Living Alone Is Increasingly Fashionable: How Communities Are Making The Most Of It


It’s undeniable that living alone is on the rise across all age groups.

In the United States, 10 percent of people lived alone in 1950.

Today, that number has more than doubled to 27 percent.

Sweden even leads the world in single-person households with 49 percent of its population living solo.

Young people are marrying less and opting for their own place instead, deeming it a milestone or marker of maturity.

Elderly people are also exploring different options for independent living, such as interdependent living.

This setup provides assistance for elderly people while allowing them to stay at home with some integration into their community.

The idea of interdependent living is exemplified in places like Hope Meadows south of Chicago, where elderly folk act as surrogate grandparents for foster children and commit to working six hours a week doing things like playing with kids, tutoring adolescents and driving them to sports practices.

This program not only helps seniors maintain independence and lead happier lives but it’s been extremely successful – nearly 90 percent of kids who have gone through Hope Meadows remain with their foster families!

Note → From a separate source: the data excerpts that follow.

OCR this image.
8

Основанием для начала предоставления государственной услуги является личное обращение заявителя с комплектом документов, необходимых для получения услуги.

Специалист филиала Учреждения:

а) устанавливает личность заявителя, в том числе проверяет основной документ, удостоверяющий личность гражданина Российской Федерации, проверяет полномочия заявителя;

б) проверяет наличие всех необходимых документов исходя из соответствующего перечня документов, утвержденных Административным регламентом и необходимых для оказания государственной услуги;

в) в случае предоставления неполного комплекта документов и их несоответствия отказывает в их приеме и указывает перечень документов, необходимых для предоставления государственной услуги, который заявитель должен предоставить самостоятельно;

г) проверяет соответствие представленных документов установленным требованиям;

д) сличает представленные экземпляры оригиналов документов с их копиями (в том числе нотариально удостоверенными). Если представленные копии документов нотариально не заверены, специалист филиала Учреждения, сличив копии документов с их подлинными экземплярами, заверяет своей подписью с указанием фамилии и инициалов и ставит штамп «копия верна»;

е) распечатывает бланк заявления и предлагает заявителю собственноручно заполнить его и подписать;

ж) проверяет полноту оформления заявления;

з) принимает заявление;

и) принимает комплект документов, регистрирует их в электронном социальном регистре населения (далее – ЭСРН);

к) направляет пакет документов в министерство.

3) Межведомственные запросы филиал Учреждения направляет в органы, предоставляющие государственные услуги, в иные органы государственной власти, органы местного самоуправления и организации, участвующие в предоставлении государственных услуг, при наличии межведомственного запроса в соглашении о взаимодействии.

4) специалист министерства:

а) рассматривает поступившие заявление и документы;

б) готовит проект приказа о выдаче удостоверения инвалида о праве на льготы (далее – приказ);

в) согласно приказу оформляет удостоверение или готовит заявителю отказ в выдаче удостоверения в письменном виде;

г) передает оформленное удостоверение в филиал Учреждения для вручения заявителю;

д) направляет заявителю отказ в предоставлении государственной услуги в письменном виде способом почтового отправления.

Other cross-age communities have been inspired by Hope Meadows, branching out further to involve both veterans and teens from the juvenile justice system alike; showing that individuals can reap the benefits associated with living independently all while being part of something much bigger than themselves!

Wrap Up

Ultimately, The How We Live Now Book skillfully demonstrates how people are exploring new domestic models and re-inventing the way they live.

It showcases how Americans are striving for a healthier balance of connectedness and seclusion which can lead to increased happiness levels.

This transformational journey tells readers that it’s possible to structure their own unique living arrangements, from embracing one’s own solo space to setting up vivacious shared dwellings.

In the end, readers will take away inspiring insights on the possibilities for creating a better home.

Arturo Miller

Hi, I am Arturo Miller, the Chief Editor of this blog. I'm a passionate reader, learner and blogger. Motivated by the desire to help others reach their fullest potential, I draw from my own experiences and insights to curate blogs.